Nach einer Studie der Marktforschungsgesellschaft IDC gehen täglich weltweit mehr als 65 Milliarden Nachrichten auf die Reise. Das rief schon vor einiger Zeit den Gesetzgeber auf den Plan. Die Geschwindigkeit, mit der sich E-Mails im Business-Alltag ausbreiteten, führte zu Problemen bei Haftungsfragen und alarmierte die Finanzbehörden. Das Ergebnis waren die Grundsätze zum Datenzugriff und zur Prüfbarkeit digitaler Unterlagen, kurz GDPdU (www.elektronische-steuerpruefung.de/gdpdu.htm).

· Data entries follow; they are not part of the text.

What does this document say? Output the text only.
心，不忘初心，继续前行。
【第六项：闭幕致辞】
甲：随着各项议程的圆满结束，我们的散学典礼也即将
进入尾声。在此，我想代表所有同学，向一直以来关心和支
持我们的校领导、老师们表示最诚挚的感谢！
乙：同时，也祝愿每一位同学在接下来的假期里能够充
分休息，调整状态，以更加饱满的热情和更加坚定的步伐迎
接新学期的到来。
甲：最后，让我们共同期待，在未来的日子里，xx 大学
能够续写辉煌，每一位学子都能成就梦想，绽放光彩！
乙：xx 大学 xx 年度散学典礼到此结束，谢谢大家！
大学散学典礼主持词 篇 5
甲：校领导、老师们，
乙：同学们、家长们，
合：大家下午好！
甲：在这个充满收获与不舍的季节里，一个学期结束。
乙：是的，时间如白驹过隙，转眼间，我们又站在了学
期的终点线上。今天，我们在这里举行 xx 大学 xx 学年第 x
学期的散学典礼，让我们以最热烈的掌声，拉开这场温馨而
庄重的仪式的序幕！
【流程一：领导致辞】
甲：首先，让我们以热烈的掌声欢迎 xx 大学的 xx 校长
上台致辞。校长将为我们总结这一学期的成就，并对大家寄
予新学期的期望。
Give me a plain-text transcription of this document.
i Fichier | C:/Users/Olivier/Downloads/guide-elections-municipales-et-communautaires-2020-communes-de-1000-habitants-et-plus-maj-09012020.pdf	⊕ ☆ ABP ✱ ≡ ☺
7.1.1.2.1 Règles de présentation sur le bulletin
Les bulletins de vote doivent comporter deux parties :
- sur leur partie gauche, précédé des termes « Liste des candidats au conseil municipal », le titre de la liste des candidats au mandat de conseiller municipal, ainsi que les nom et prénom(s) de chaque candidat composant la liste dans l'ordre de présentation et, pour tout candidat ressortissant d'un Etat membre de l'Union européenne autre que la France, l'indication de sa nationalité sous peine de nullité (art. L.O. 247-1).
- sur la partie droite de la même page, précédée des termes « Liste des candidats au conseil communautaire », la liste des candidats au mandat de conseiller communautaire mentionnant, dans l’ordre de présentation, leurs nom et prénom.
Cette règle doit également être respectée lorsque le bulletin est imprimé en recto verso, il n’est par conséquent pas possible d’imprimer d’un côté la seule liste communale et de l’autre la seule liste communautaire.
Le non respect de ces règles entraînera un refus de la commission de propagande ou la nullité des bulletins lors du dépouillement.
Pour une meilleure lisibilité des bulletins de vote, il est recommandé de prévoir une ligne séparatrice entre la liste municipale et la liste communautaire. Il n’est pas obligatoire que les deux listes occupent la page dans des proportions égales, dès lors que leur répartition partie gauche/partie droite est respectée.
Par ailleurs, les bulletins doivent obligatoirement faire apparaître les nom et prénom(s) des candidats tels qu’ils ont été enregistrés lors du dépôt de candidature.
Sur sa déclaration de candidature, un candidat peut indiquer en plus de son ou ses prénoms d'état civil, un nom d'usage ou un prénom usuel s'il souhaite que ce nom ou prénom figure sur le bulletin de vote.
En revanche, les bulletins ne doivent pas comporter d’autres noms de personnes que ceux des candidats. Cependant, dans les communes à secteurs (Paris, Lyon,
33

Vom ersten Januar 2002 an erhielten die Finanzbehörden damit im Rahmen von Betriebsprüfungen weitgehende Zugriffsrechte auf die Datenverarbeitungssysteme der Unternehmen. Was sich zunächst harmlos anhört – schließlich wird heute praktisch jedes Unternehmen seine Buchführung auf elektronische Art und Weise erledigen – hat es in sich. Denn zu den steuerlich relevanten Daten gehören auch E-Mails einschließlich Anhang. Eins steht dabei fest: Alles auf Papier ausdrucken und in einen Ordner ablegen, gilt nicht als GDPdU-konform.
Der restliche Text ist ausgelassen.